0.044 = CN¥89m ÷ (CN¥2.7b - CN¥666m) (Based on the trailing twelve months to September 2023).

Thus, Shenzhen Farben Information TechnologyLtd has an ROCE of 4.4%. On its own that's a low return on capital but it's in line with the industry's average returns of 3.8%.

Check out our latest analysis for Shenzhen Farben Information TechnologyLtd

roce
SZSE:300925 Return on Capital Employed December 7th 2023

Historical performance is a great place to start when researching a stock so above you can see the gauge for Shenzhen Farben Information TechnologyLtd's ROCE against it's prior returns. If you're interested in investigating Shenzhen Farben Information TechnologyLtd's past further, check out this free graph of past earnings, revenue and cash flow.

How Are Returns Trending?

When we looked at the ROCE trend at Shenzhen Farben Information TechnologyLtd, we didn't gain much confidence. To be more specific, ROCE has fallen from 26% over the last five years. On the other hand, the company has been employing more capital without a corresponding improvement in sales in the last year, which could suggest these investments are longer term plays. It's worth keeping an eye on the company's earnings from here on to see if these investments do end up contributing to the bottom line.

On a side note, Shenzhen Farben Information TechnologyLtd has done well to pay down its current liabilities to 25% of total assets. So we could link some of this to the decrease in ROCE. Effectively this means their suppliers or short-term creditors are funding less of the business, which reduces some elements of risk. Since the business is basically funding more of its operations with it's own money, you could argue this has made the business less efficient at generating ROCE.

In Conclusion...

To conclude, we've found that Shenzhen Farben Information TechnologyLtd is reinvesting in the business, but returns have been falling. Unsurprisingly, the stock has only gained 2.9% over the last year, which potentially indicates that investors are accounting for this going forward. Therefore, if you're looking for a multi-bagger, we'd propose looking at other options.

One more thing, we've spotted 2 warning signs facing Shenzhen Farben Information TechnologyLtd that you might find interesting.

If you want to search for solid companies with great earnings, check out this free list of companies with good balance sheets and impressive returns on equity.

Have feedback on this article?
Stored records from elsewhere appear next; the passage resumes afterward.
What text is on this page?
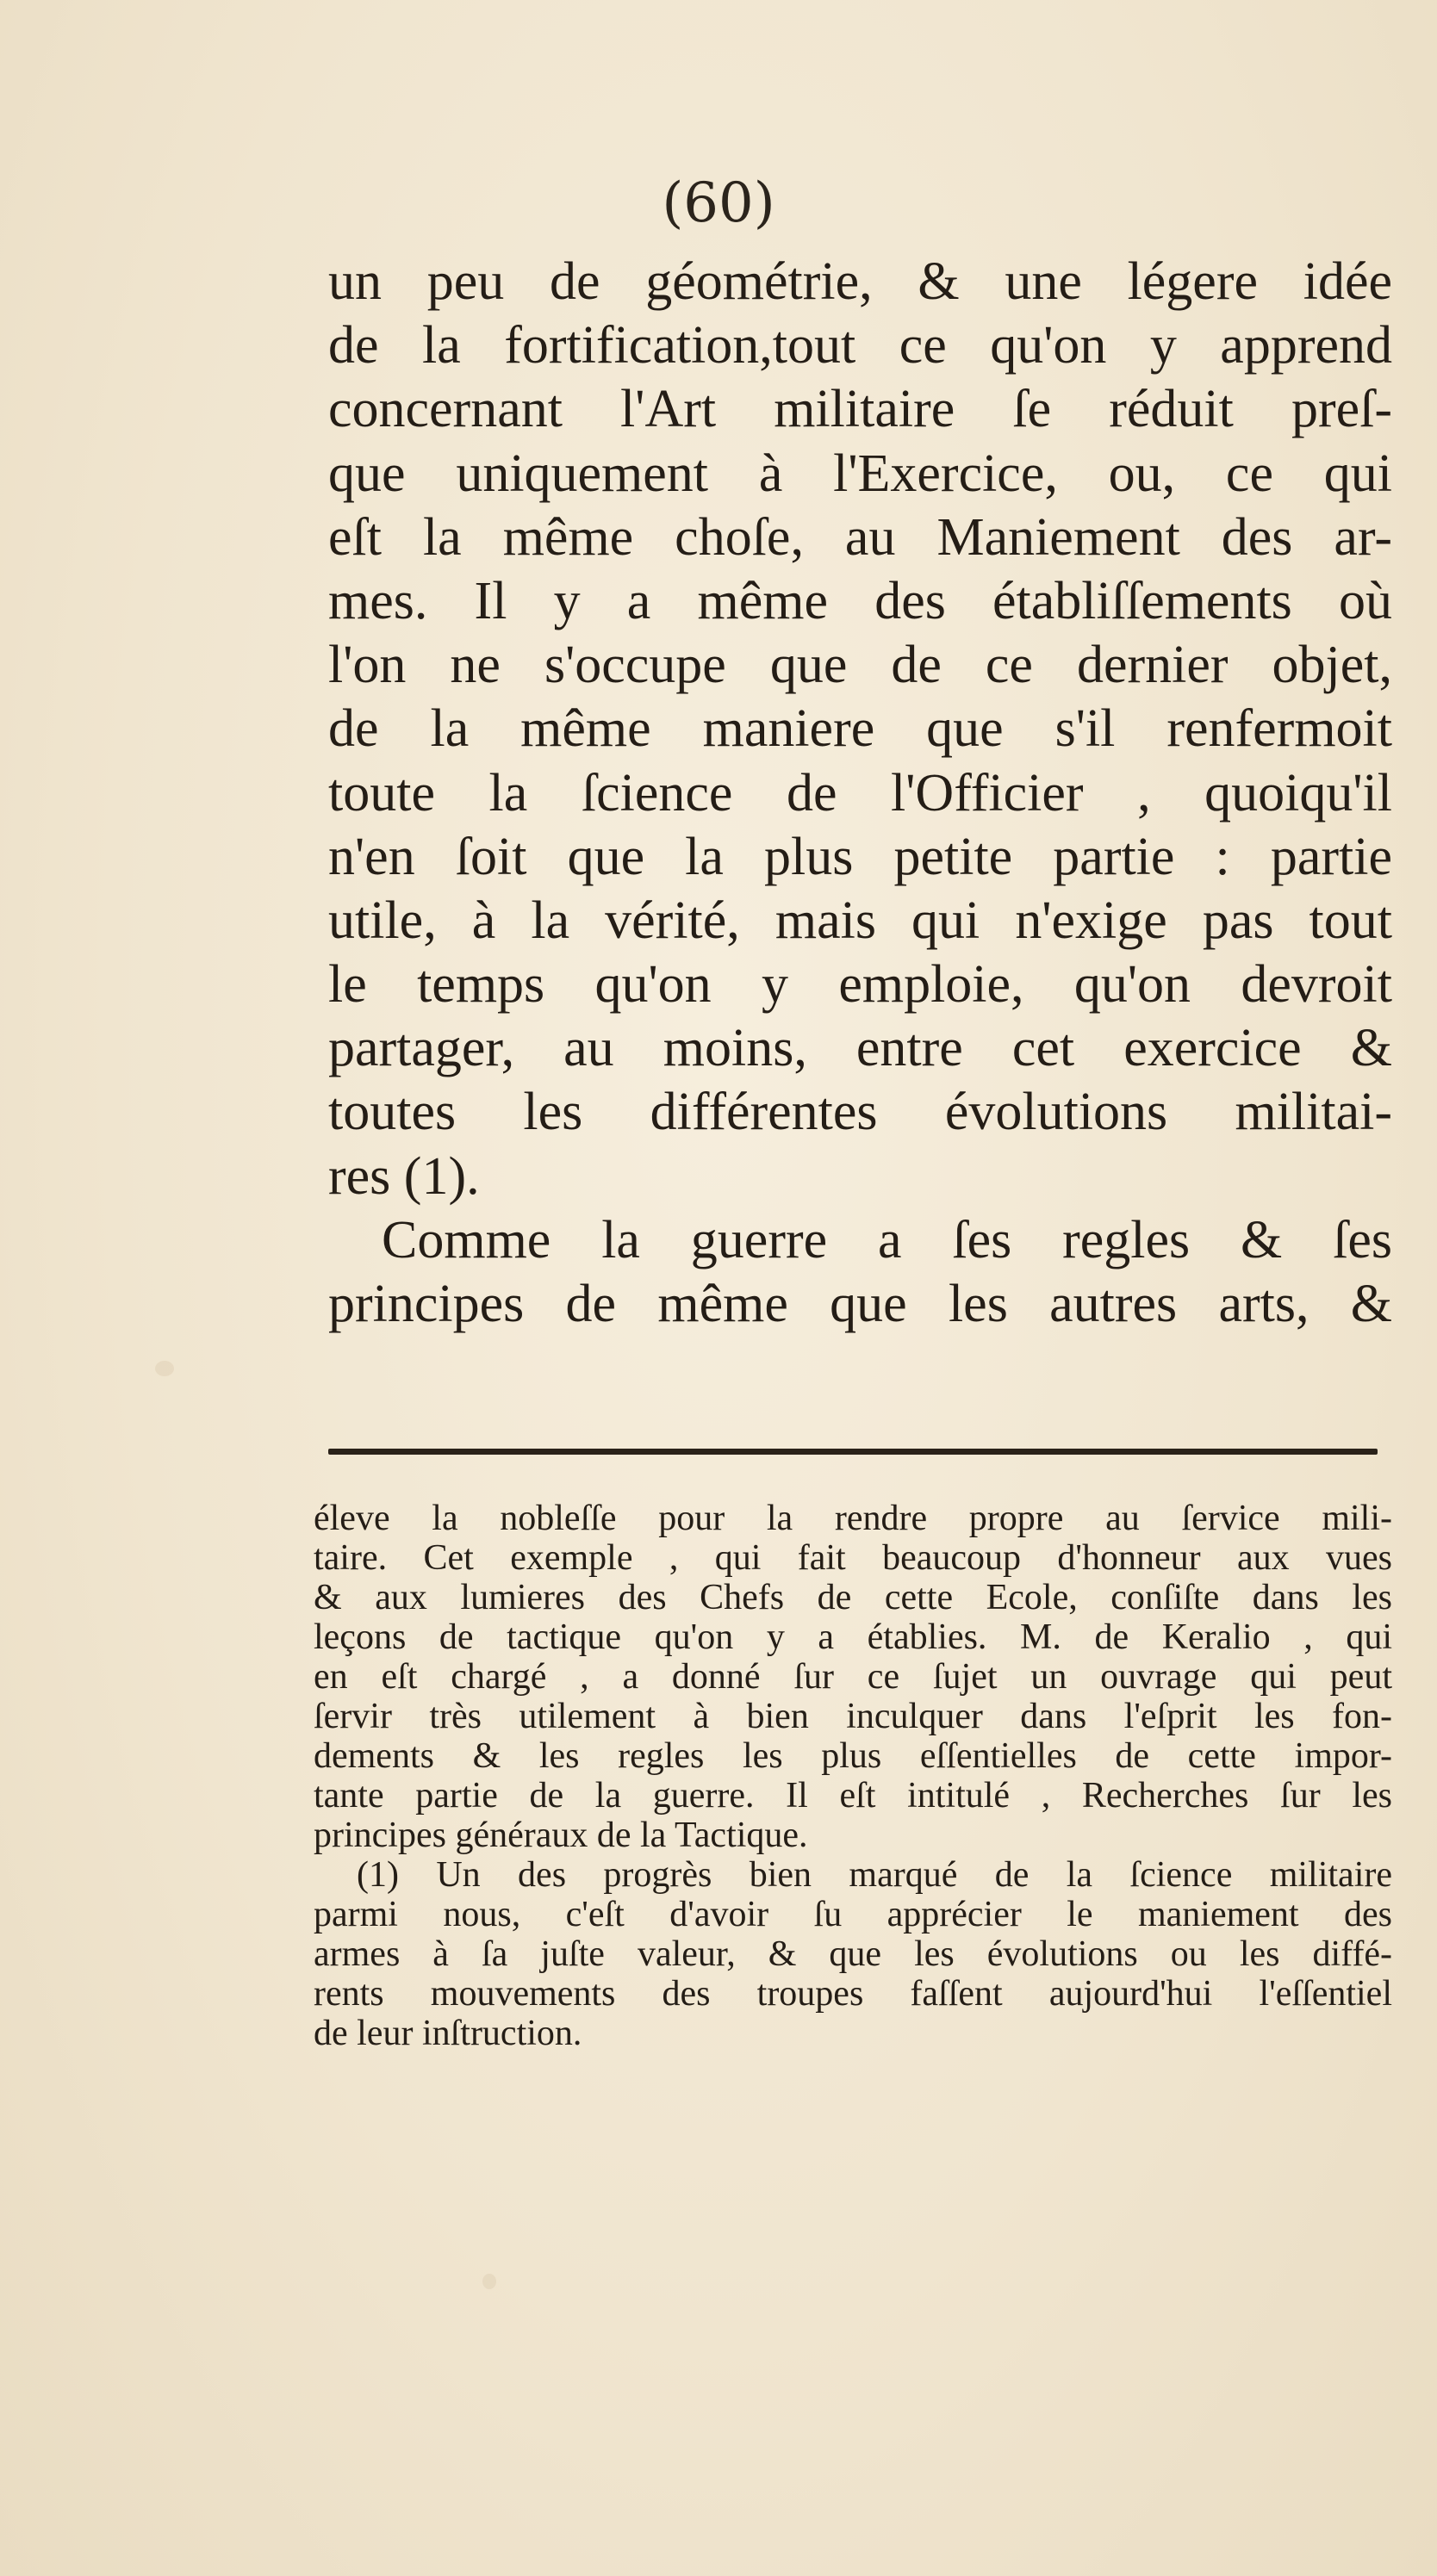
(60)
un peu de géométrie, & une légere idée
de la fortification,tout ce qu'on y apprend
concernant l'Art militaire ſe réduit preſ-
que uniquement à l'Exercice, ou, ce qui
eſt la même choſe, au Maniement des ar-
mes. Il y a même des établiſſements où
l'on ne s'occupe que de ce dernier objet,
de la même maniere que s'il renfermoit
toute la ſcience de l'Officier , quoiqu'il
n'en ſoit que la plus petite partie : partie
utile, à la vérité, mais qui n'exige pas tout
le temps qu'on y emploie, qu'on devroit
partager, au moins, entre cet exercice &
toutes les différentes évolutions militai-
res (1).
Comme la guerre a ſes regles & ſes
principes de même que les autres arts, &
éleve la nobleſſe pour la rendre propre au ſervice mili-
taire. Cet exemple , qui fait beaucoup d'honneur aux vues
& aux lumieres des Chefs de cette Ecole, conſiſte dans les
leçons de tactique qu'on y a établies. M. de Keralio , qui
en eſt chargé , a donné ſur ce ſujet un ouvrage qui peut
ſervir très utilement à bien inculquer dans l'eſprit les fon-
dements & les regles les plus eſſentielles de cette impor-
tante partie de la guerre. Il eſt intitulé , Recherches ſur les
principes généraux de la Tactique.
(1) Un des progrès bien marqué de la ſcience militaire
parmi nous, c'eſt d'avoir ſu apprécier le maniement des
armes à ſa juſte valeur, & que les évolutions ou les diffé-
rents mouvements des troupes faſſent aujourd'hui l'eſſentiel
de leur inſtruction.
Concerned about the content? Get in touch with us directly. Alternatively, email editorial-team (at) simplywallst.com.
This article by Simply Wall St is general in nature. We provide commentary based on historical data and analyst forecasts only using an unbiased methodology and our articles are not intended to be financial advice. It does not constitute a recommendation to buy or sell any stock, and does not take account of your objectives, or your financial situation. We aim to bring you long-term focused analysis driven by fundamental data. Note that our analysis may not factor in the latest price-sensitive company announcements or qualitative material. Simply Wall St has no position in any stocks mentioned.